This blog was written before the recent horrible events at Delta State University. My thoughts are with the community and its many warm and kind people.
A few years back I recognized that I was getting stale—not bad, just not good—and that I was becoming calcified in my self-assurance. I don’t remember an exact moment when I noticed it. In any case, I didn’t want to become the teacher who boasts 20 years of experience, when he really means two years of experience repeated 10 times. I looked around until I found a seminar given by Columbia University and Theater for a New Audience, on teaching Shakespeare. I applied and was lucky enough to get in.
That first experience took me apart. It changed everything about me and how I teach, and I’ve been addicted to seminars ever since. In the years since then, I’ve been all over the country, attending just about anything that’ll let me in. The results have varied from transformative to “at least I got a free poster.” I like it best when I come away changed, when I feel like the ground has shifted under my feet and I need to rebuild. For me, that’s the marker of effective professional development.
PD’s Broader Purpose
Sometimes, though, a seminar isn’t as much about learning a new approach or finding something to build into my own practice. It’s about the landscape and the people I meet. It’s about changing the way I think about myself, as a teacher, a student, and a human being.
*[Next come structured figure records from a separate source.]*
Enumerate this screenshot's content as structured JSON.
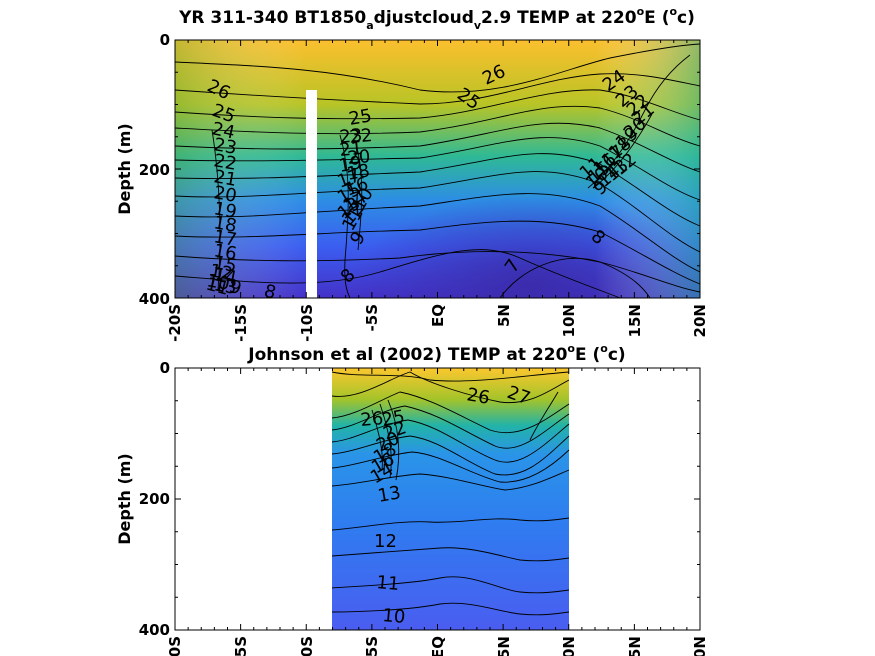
{
  "chart_data": [
    {
      "type": "heatmap",
      "title": {
        "prefix": "YR 311-340 BT1850",
        "sub1": "a",
        "mid": "djustcloud",
        "sub2": "v",
        "suffix1": "2.9 TEMP at 220",
        "sup1": "o",
        "suffix2": "E (",
        "sup2": "o",
        "suffix3": "c)"
      },
      "ylabel": "Depth (m)",
      "ylim": [
        400,
        0
      ],
      "xlim": [
        -20,
        20
      ],
      "yticks": [
        "0",
        "200",
        "400"
      ],
      "xticks": [
        "-20S",
        "-15S",
        "-10S",
        "-5S",
        "EQ",
        "5N",
        "10N",
        "15N",
        "20N"
      ],
      "data_gap": {
        "x": -10,
        "depth": [
          80,
          400
        ]
      },
      "contour_labels": [
        "26",
        "25",
        "24",
        "23",
        "22",
        "21",
        "20",
        "19",
        "18",
        "17",
        "16",
        "15",
        "14",
        "13",
        "12",
        "11",
        "10",
        "9",
        "8",
        "7",
        "25",
        "23",
        "22",
        "21",
        "20",
        "19",
        "18",
        "17",
        "16",
        "15",
        "14",
        "13",
        "12",
        "11",
        "10",
        "9",
        "8",
        "26",
        "25",
        "24",
        "23",
        "22",
        "21",
        "20",
        "19",
        "18",
        "17",
        "16",
        "15",
        "14",
        "13",
        "12",
        "11",
        "10",
        "9",
        "8"
      ]
    },
    {
      "type": "heatmap",
      "title": {
        "prefix": "Johnson et al (2002) TEMP at 220",
        "sup1": "o",
        "suffix2": "E (",
        "sup2": "o",
        "suffix3": "c)"
      },
      "ylabel": "Depth (m)",
      "ylim": [
        400,
        0
      ],
      "xlim": [
        -20,
        20
      ],
      "data_xrange": [
        -8,
        10
      ],
      "yticks": [
        "0",
        "200",
        "400"
      ],
      "xticks": [
        "-20S",
        "-15S",
        "-10S",
        "-5S",
        "EQ",
        "5N",
        "10N",
        "15N",
        "20N"
      ],
      "contour_labels": [
        "27",
        "26",
        "26",
        "25",
        "22",
        "20",
        "18",
        "16",
        "14",
        "13",
        "12",
        "11",
        "10"
      ]
    }
  ]
}
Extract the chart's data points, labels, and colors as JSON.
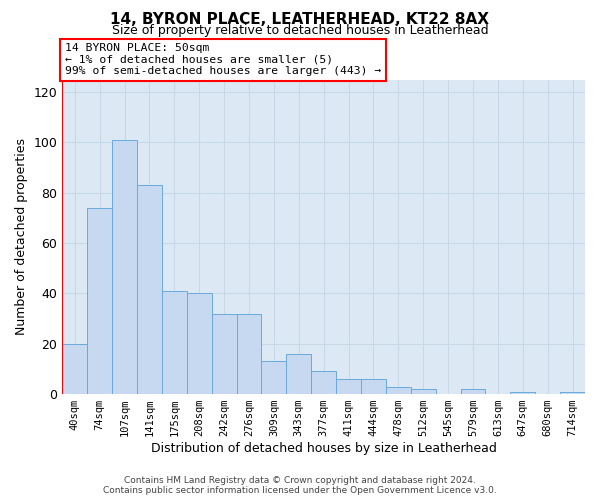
{
  "title1": "14, BYRON PLACE, LEATHERHEAD, KT22 8AX",
  "title2": "Size of property relative to detached houses in Leatherhead",
  "xlabel": "Distribution of detached houses by size in Leatherhead",
  "ylabel": "Number of detached properties",
  "bar_labels": [
    "40sqm",
    "74sqm",
    "107sqm",
    "141sqm",
    "175sqm",
    "208sqm",
    "242sqm",
    "276sqm",
    "309sqm",
    "343sqm",
    "377sqm",
    "411sqm",
    "444sqm",
    "478sqm",
    "512sqm",
    "545sqm",
    "579sqm",
    "613sqm",
    "647sqm",
    "680sqm",
    "714sqm"
  ],
  "bar_values": [
    20,
    74,
    101,
    83,
    41,
    40,
    32,
    32,
    13,
    16,
    9,
    6,
    6,
    3,
    2,
    0,
    2,
    0,
    1,
    0,
    1
  ],
  "bar_color": "#c6d9f0",
  "bar_edge_color": "#6aaadc",
  "annotation_line1": "14 BYRON PLACE: 50sqm",
  "annotation_line2": "← 1% of detached houses are smaller (5)",
  "annotation_line3": "99% of semi-detached houses are larger (443) →",
  "ylim": [
    0,
    125
  ],
  "yticks": [
    0,
    20,
    40,
    60,
    80,
    100,
    120
  ],
  "grid_color": "#c8d8e8",
  "bg_color": "#dce9f5",
  "footer": "Contains HM Land Registry data © Crown copyright and database right 2024.\nContains public sector information licensed under the Open Government Licence v3.0.",
  "fig_width": 6.0,
  "fig_height": 5.0
}
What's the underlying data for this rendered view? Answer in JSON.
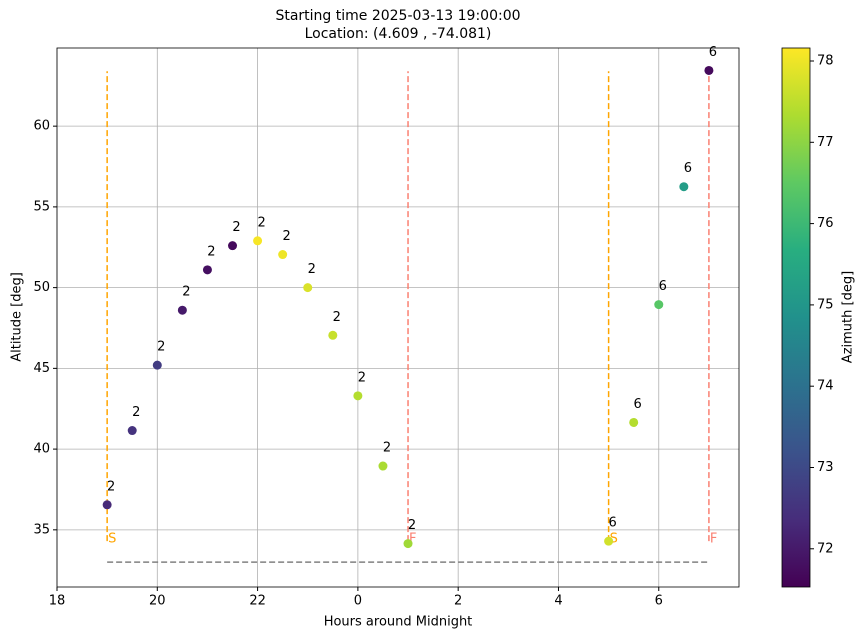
{
  "chart_data": {
    "type": "scatter",
    "title": "Starting time 2025-03-13 19:00:00",
    "subtitle": "Location: (4.609 , -74.081)",
    "x_label": "Hours around Midnight",
    "y_label": "Altitude [deg]",
    "xlim": [
      -6,
      7.6
    ],
    "ylim": [
      31.46,
      64.84
    ],
    "xticks": [
      {
        "value": -6,
        "label": "18"
      },
      {
        "value": -4,
        "label": "20"
      },
      {
        "value": -2,
        "label": "22"
      },
      0,
      2,
      4,
      6
    ],
    "yticks": [
      35,
      40,
      45,
      50,
      55,
      60
    ],
    "grid": true,
    "colormap": "viridis",
    "series": [
      {
        "x": [
          -5,
          -4.5,
          -4,
          -3.5,
          -3,
          -2.5,
          -2,
          -1.5,
          -1,
          -0.5,
          0,
          0.5,
          1,
          5,
          5.5,
          6,
          6.5,
          7
        ],
        "values": [
          36.55,
          41.15,
          45.2,
          48.6,
          51.1,
          52.6,
          52.9,
          52.05,
          50.0,
          47.05,
          43.3,
          38.95,
          34.15,
          34.3,
          41.65,
          48.95,
          56.25,
          63.45
        ],
        "color_values": [
          72.3,
          72.5,
          72.7,
          72.0,
          71.8,
          71.7,
          78.1,
          78.0,
          77.8,
          77.6,
          77.4,
          77.3,
          77.2,
          77.7,
          77.4,
          76.4,
          75.2,
          71.7
        ],
        "labels": [
          "2",
          "2",
          "2",
          "2",
          "2",
          "2",
          "2",
          "2",
          "2",
          "2",
          "2",
          "2",
          "2",
          "6",
          "6",
          "6",
          "6",
          "6"
        ]
      }
    ],
    "vlines": [
      {
        "x": -5,
        "ymin": 34.3,
        "ymax": 63.4,
        "color": "#ffa500",
        "label": "S"
      },
      {
        "x": 1,
        "ymin": 34.3,
        "ymax": 63.4,
        "color": "#fa8072",
        "label": "F"
      },
      {
        "x": 5,
        "ymin": 34.3,
        "ymax": 63.4,
        "color": "#ffa500",
        "label": "S"
      },
      {
        "x": 7,
        "ymin": 34.3,
        "ymax": 63.4,
        "color": "#fa8072",
        "label": "F"
      }
    ],
    "hline": {
      "y": 33.0,
      "xmin": -5,
      "xmax": 7,
      "color": "#808080"
    },
    "colorbar": {
      "label": "Azimuth [deg]",
      "lim": [
        71.53,
        78.16
      ],
      "ticks": [
        72,
        73,
        74,
        75,
        76,
        77,
        78
      ]
    }
  }
}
I find that being around really good teachers—smart, inspired, creative, risk-taking teachers—is what changes me. I like being in the “learning chair”: the worst teacher in the room, the least informed person in the seminar. It means I’ll be learning.
This year found me at Delta State University in Mississippi, “the most Southern place on Earth.” There, among outstanding teachers from all over the country, I spent an exhausting week working through everything that the Delta has to offer.
The Delta is a place of conflicted history and rich culture. Teachers and caretakers there are charged with the task of tending a dying region, while parceling out the memory to everyone they meet. And so this seminar fell into the category of ground shaking and attitude changing. It forced us to think about places almost none of us had visited, from an old cemetery for Chinese immigrants, to an aging Jewish synagogue, to Po’ Monkey’s Juke Joint, perhaps the last “true” juke joint in the Delta, and a place where people dance with abandon as the night grows late.
Rediscovering Mockingbird, in the Courtroom
One afternoon, my classmates and I were able to participate in a panel discussion on the Emmett Till case. On the panel were the last people, other than his murderers, to see Till alive: his uncle and an FBI agent who reopened that case in 2004. The discussion took place in the actual courtroom where the original miscarriage of justice occurred.
Those of us in the language arts huddled afterward to talk about the connections to To Kill a Mockingbird. Being in the place makes the emotions of the novel more real. The ghosts are real and the voices seem to seep in from the gallery, and I feel closer to the truth of the books I’ve taught for years.
Keeping Traditions Alive in the Classroom
On our last day in the Delta, I made a mojo, a little pouch that contains bits and pieces of the places you visited, people you met, and sites you want to return to someday. You display it somewhere people will see it and ask about it, and every time you talk about it, the magic of the mojo gets stronger.
Like that mojo, Mississippi offered a strange mix for me. I didn’t walk away with a notebook full of new techniques—I did get some, though. But when I see a guest lecturer pick up a diddley bow—a guitar made out of a cigar box, broomstick, and a single string—and pull so much emotion out it while he teaches a class of rapt students about the history of the blues in the Delta, I understand how important passion is to teaching. I see how being able to demonstrate something, and let students try it themselves, makes learning so much richer.
Even though so much of what I saw showed me something that was slipping away, or already gone, I wasn’t sad. It’s another of those weird paradoxes of this place. All of the people I met have a sense of duty, to the past but also to the future. They tell stories to us, teachers from all over the United States, trusting that we will carry them back with us and teach them to our students, so that the sound of the blues, that heartbeat rhythm, won’t disappear.
Rick Kreinbring teaches English at Avondale High School in Auburn Hills, Michigan. His current assignments include teaching AP Language and Composition and AP Literature and Composition. He is a member of a statewide research project through the Michigan Teachers as Researchers Collaborative partnered with the MSU Writing in Digital Environments Program, which concentrates on improving student writing and peer feedback. Rick has presented at the National Advanced Placement Convention and the National Council of Teachers of English Conference. He is in his twenty-third year of teaching and makes his home in Huntington Woods.